Suicide is the result of fear and/or apathy- it’s either death by paralysis, or death by not caring enough to think that your actions can matter. It’s like not even having the desire to move off the tracks when you see the train coming.
Is that how we wish for the obituary for one of the most significant cornerstones of our democratic society to be written? That we were too afraid or too resigned to do everything, absolutely everything, we could do in our power to try and save it from the hands of corporate greed and self interest?
Death by suicide will happen if too many of us—teachers and teacher leaders—remain silent out of fear (of not being liked? Of making people we respect angry? At losing something we have or not getting something we want?). Don’t worry, the corporate reformers will take all of that from us anyway if we remain silent long enough.
Everywhere: In unions Local, state and national), in non-union states, in k-12 classrooms, in universities, in PTA meetings, on the playground with other parents—everywhere, parents, teachers and teacher leaders MUST not allow the story of the future of public education be consigned to writing a suicide note. If it must be death by homicide so be it. But I am at my very core hopeful this will not happen because I am a believer in miracles. I am a believer in the underdogs. I am a believer in the 11th hour. I am a believer in “fat lady” who sings.

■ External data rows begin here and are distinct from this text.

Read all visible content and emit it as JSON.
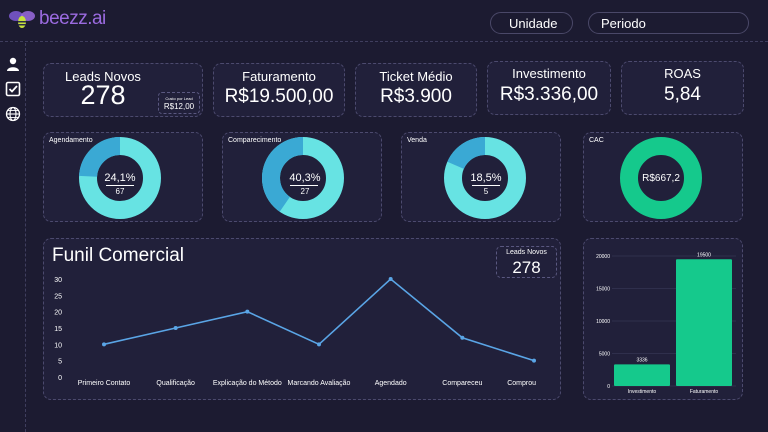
{
  "header": {
    "brand": "beezz.ai",
    "unidade_label": "Unidade",
    "periodo_label": "Periodo"
  },
  "kpis": {
    "leads": {
      "title": "Leads Novos",
      "value": "278",
      "custo_label": "Custo por Lead",
      "custo_value": "R$12,00"
    },
    "faturamento": {
      "title": "Faturamento",
      "value": "R$19.500,00"
    },
    "ticket": {
      "title": "Ticket Médio",
      "value": "R$3.900"
    },
    "investimento": {
      "title": "Investimento",
      "value": "R$3.336,00"
    },
    "roas": {
      "title": "ROAS",
      "value": "5,84"
    }
  },
  "donuts": [
    {
      "title": "Agendamento",
      "pct_label": "24,1%",
      "count": "67",
      "fraction": 0.241
    },
    {
      "title": "Comparecimento",
      "pct_label": "40,3%",
      "count": "27",
      "fraction": 0.403
    },
    {
      "title": "Venda",
      "pct_label": "18,5%",
      "count": "5",
      "fraction": 0.185
    },
    {
      "title": "CAC",
      "pct_label": "R$667,2",
      "count": "",
      "fraction": 1.0
    }
  ],
  "colors": {
    "background": "#1c1b31",
    "card": "#21203a",
    "donut_light": "#67e3e3",
    "donut_dark": "#3aa9d4",
    "cac_green": "#15c98c",
    "line": "#5aa5e6",
    "bar": "#15c98c",
    "brand": "#9b6be0"
  },
  "funnel": {
    "title": "Funil Comercial",
    "badge_label": "Leads Novos",
    "badge_value": "278"
  },
  "chart_data": [
    {
      "type": "line",
      "categories": [
        "Primeiro Contato",
        "Qualificação",
        "Explicação do Método",
        "Marcando Avaliação",
        "Agendado",
        "Compareceu",
        "Comprou"
      ],
      "values": [
        10,
        15,
        20,
        10,
        30,
        12,
        5
      ],
      "ylim": [
        0,
        30
      ],
      "yticks": [
        0,
        5,
        10,
        15,
        20,
        25,
        30
      ],
      "grid": false
    },
    {
      "type": "bar",
      "categories": [
        "Investimento",
        "Faturamento"
      ],
      "values": [
        3336,
        19500
      ],
      "value_labels": [
        "3336",
        "19500"
      ],
      "ylim": [
        0,
        20000
      ],
      "yticks": [
        0,
        5000,
        10000,
        15000,
        20000
      ],
      "grid": true
    }
  ]
}
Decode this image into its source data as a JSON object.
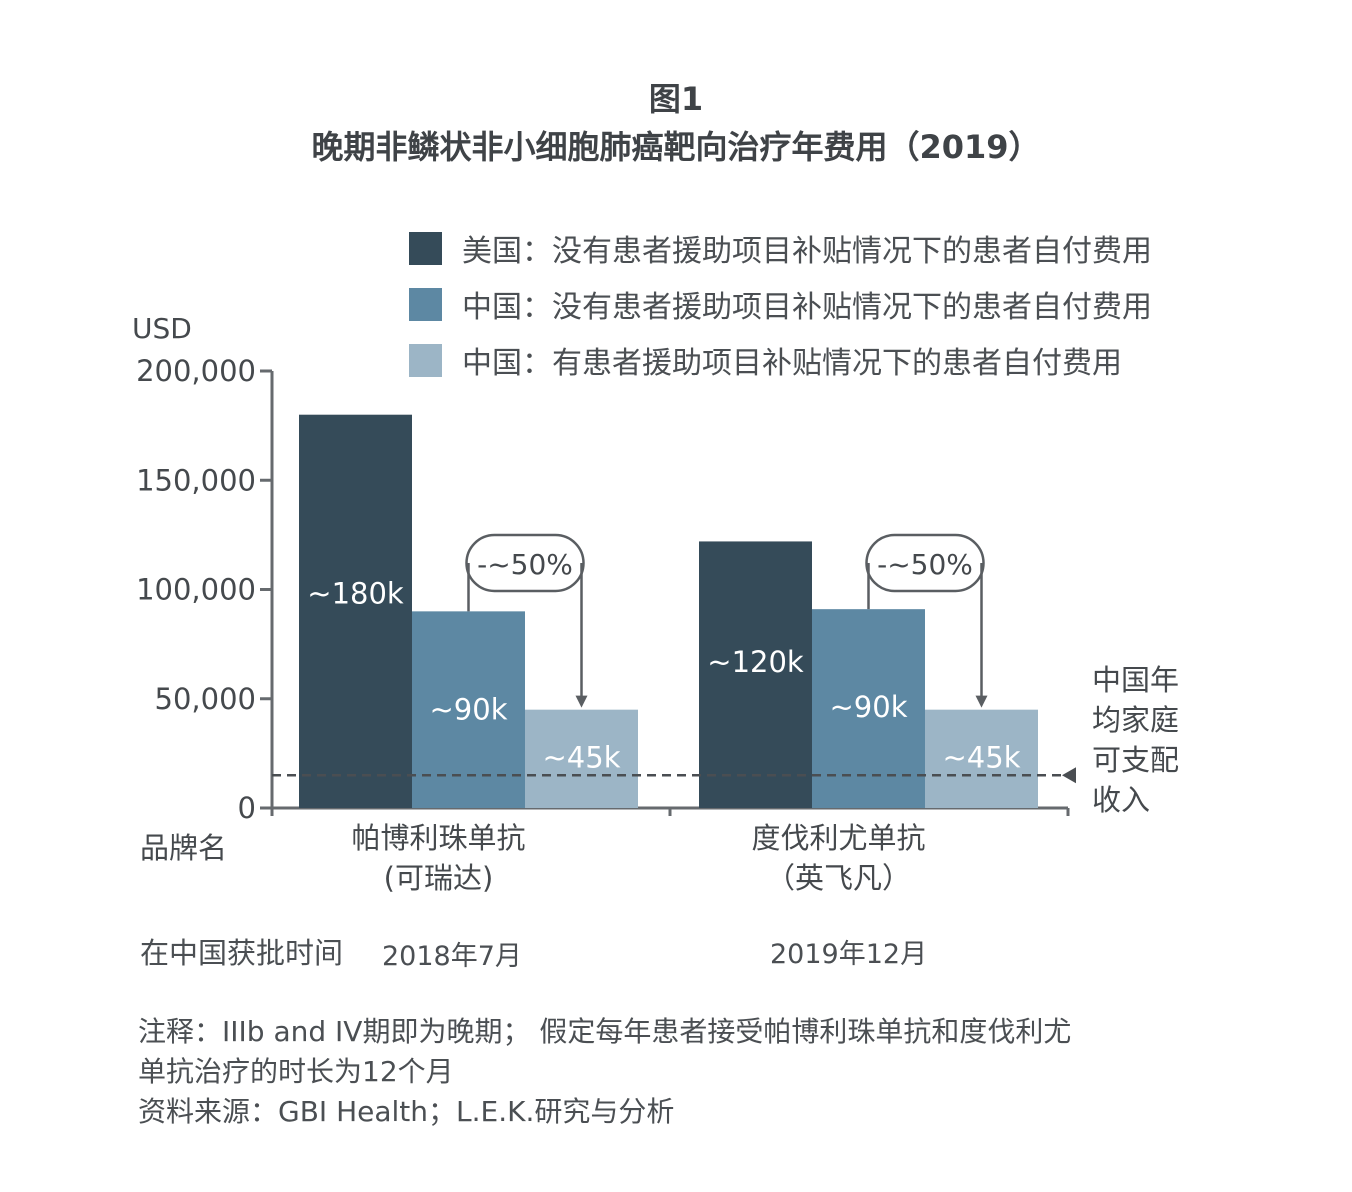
{
  "figure_number": "图1",
  "title": "晚期非鳞状非小细胞肺癌靶向治疗年费用（2019）",
  "legend": [
    {
      "label": "美国：没有患者援助项目补贴情况下的患者自付费用",
      "color": "#354b59"
    },
    {
      "label": "中国：没有患者援助项目补贴情况下的患者自付费用",
      "color": "#5d88a3"
    },
    {
      "label": "中国：有患者援助项目补贴情况下的患者自付费用",
      "color": "#9cb5c6"
    }
  ],
  "chart_data": {
    "type": "bar",
    "y_unit_label": "USD",
    "x_axis_label": "品牌名",
    "ylim": [
      0,
      200000
    ],
    "y_ticks": [
      "0",
      "50,000",
      "100,000",
      "150,000",
      "200,000"
    ],
    "y_tick_values": [
      0,
      50000,
      100000,
      150000,
      200000
    ],
    "categories": [
      {
        "name": "帕博利珠单抗",
        "brand": "(可瑞达)"
      },
      {
        "name": "度伐利尤单抗",
        "brand": "（英飞凡）"
      }
    ],
    "series": [
      {
        "values": [
          180000,
          122000
        ],
        "data_labels": [
          "~180k",
          "~120k"
        ],
        "color": "#354b59"
      },
      {
        "values": [
          90000,
          91000
        ],
        "data_labels": [
          "~90k",
          "~90k"
        ],
        "color": "#5d88a3"
      },
      {
        "values": [
          45000,
          45000
        ],
        "data_labels": [
          "~45k",
          "~45k"
        ],
        "color": "#9cb5c6"
      }
    ],
    "reduction_annotation": "-~50%",
    "reference_line": {
      "value": 15000,
      "label_lines": [
        "中国年",
        "均家庭",
        "可支配",
        "收入"
      ],
      "style": "dashed"
    }
  },
  "approval": {
    "label": "在中国获批时间",
    "dates": [
      "2018年7月",
      "2019年12月"
    ]
  },
  "notes": {
    "line1": "注释：IIIb and IV期即为晚期；  假定每年患者接受帕博利珠单抗和度伐利尤",
    "line2": "单抗治疗的时长为12个月",
    "source": "资料来源：GBI Health；L.E.K.研究与分析"
  }
}
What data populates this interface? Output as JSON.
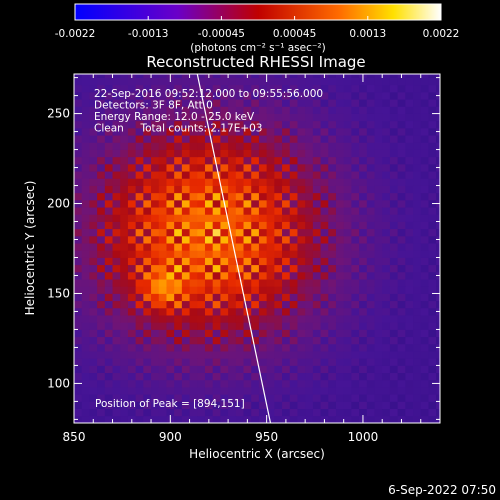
{
  "chart_data": {
    "type": "heatmap",
    "title": "Reconstructed RHESSI Image",
    "xlabel": "Heliocentric X (arcsec)",
    "ylabel": "Heliocentric Y (arcsec)",
    "xlim": [
      850,
      1040
    ],
    "ylim": [
      78,
      272
    ],
    "x_ticks": [
      850,
      900,
      950,
      1000
    ],
    "y_ticks": [
      100,
      150,
      200,
      250
    ],
    "info_lines": [
      "22-Sep-2016 09:52:12.000 to 09:55:56.000",
      "Detectors: 3F 8F, Att 0",
      "Energy Range: 12.0 - 25.0 keV",
      "Clean     Total counts: 2.17E+03"
    ],
    "peak_label": "Position of Peak = [894,151]",
    "peak": {
      "x": 894,
      "y": 151
    },
    "colorbar": {
      "tick_labels": [
        "-0.0022",
        "-0.0013",
        "-0.00045",
        "0.00045",
        "0.0013",
        "0.0022"
      ],
      "units_line": "(photons cm⁻² s⁻¹ asec⁻²)",
      "range": [
        -0.0022,
        0.0022
      ],
      "colors": [
        "#0000ff",
        "#6a00c8",
        "#c00000",
        "#ff6a00",
        "#ffe000",
        "#ffffff"
      ]
    },
    "limb": {
      "x_top": 914,
      "x_bottom": 952,
      "color": "#ffffff"
    },
    "source_center": {
      "x": 918,
      "y": 182
    }
  },
  "footer": {
    "timestamp": "6-Sep-2022 07:50"
  }
}
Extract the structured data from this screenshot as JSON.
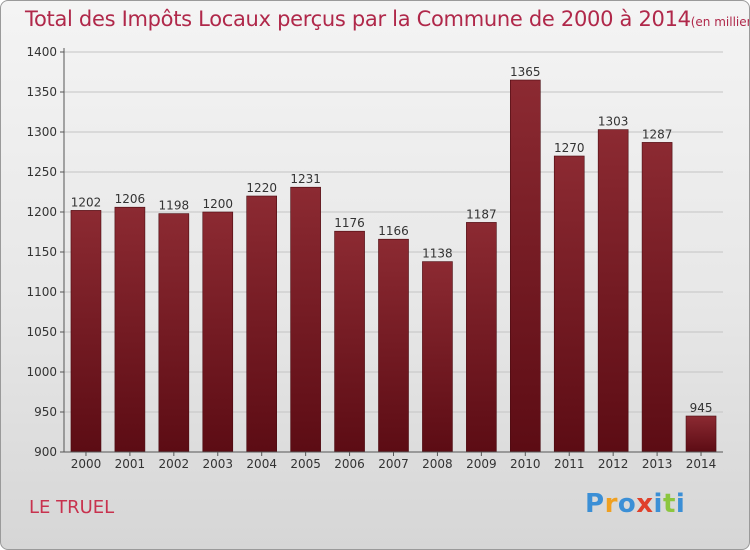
{
  "chart_data": {
    "type": "bar",
    "title": "Total des Impôts Locaux perçus par la Commune de 2000 à 2014",
    "subtitle": "(en milliers d'€)",
    "categories": [
      "2000",
      "2001",
      "2002",
      "2003",
      "2004",
      "2005",
      "2006",
      "2007",
      "2008",
      "2009",
      "2010",
      "2011",
      "2012",
      "2013",
      "2014"
    ],
    "values": [
      1202,
      1206,
      1198,
      1200,
      1220,
      1231,
      1176,
      1166,
      1138,
      1187,
      1365,
      1270,
      1303,
      1287,
      945
    ],
    "ylim": [
      900,
      1400
    ],
    "yticks": [
      900,
      950,
      1000,
      1050,
      1100,
      1150,
      1200,
      1250,
      1300,
      1350,
      1400
    ],
    "grid": true,
    "bar_color": "#7a1a22",
    "xlabel": "",
    "ylabel": ""
  },
  "footer": {
    "commune": "LE TRUEL",
    "brand_letters": [
      {
        "ch": "P",
        "color": "#3b8fd6"
      },
      {
        "ch": "r",
        "color": "#f0a020"
      },
      {
        "ch": "o",
        "color": "#3b8fd6"
      },
      {
        "ch": "x",
        "color": "#e0402a"
      },
      {
        "ch": "i",
        "color": "#3b8fd6"
      },
      {
        "ch": "t",
        "color": "#8cc63f"
      },
      {
        "ch": "i",
        "color": "#3b8fd6"
      }
    ]
  }
}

And I am hopeful because what I have seen lately has been anything but indifference. Agree or disagree. We debate. We misunderstand. We understand but don’t agree anyway. We differ. We hold fast to our own ideas while being willing to listen to others. We discuss. We consider alternative views. We wrangle with provocative ideas. So I have hope.
If fear of that silences us, then we indeed will be writing our suicide note for public education.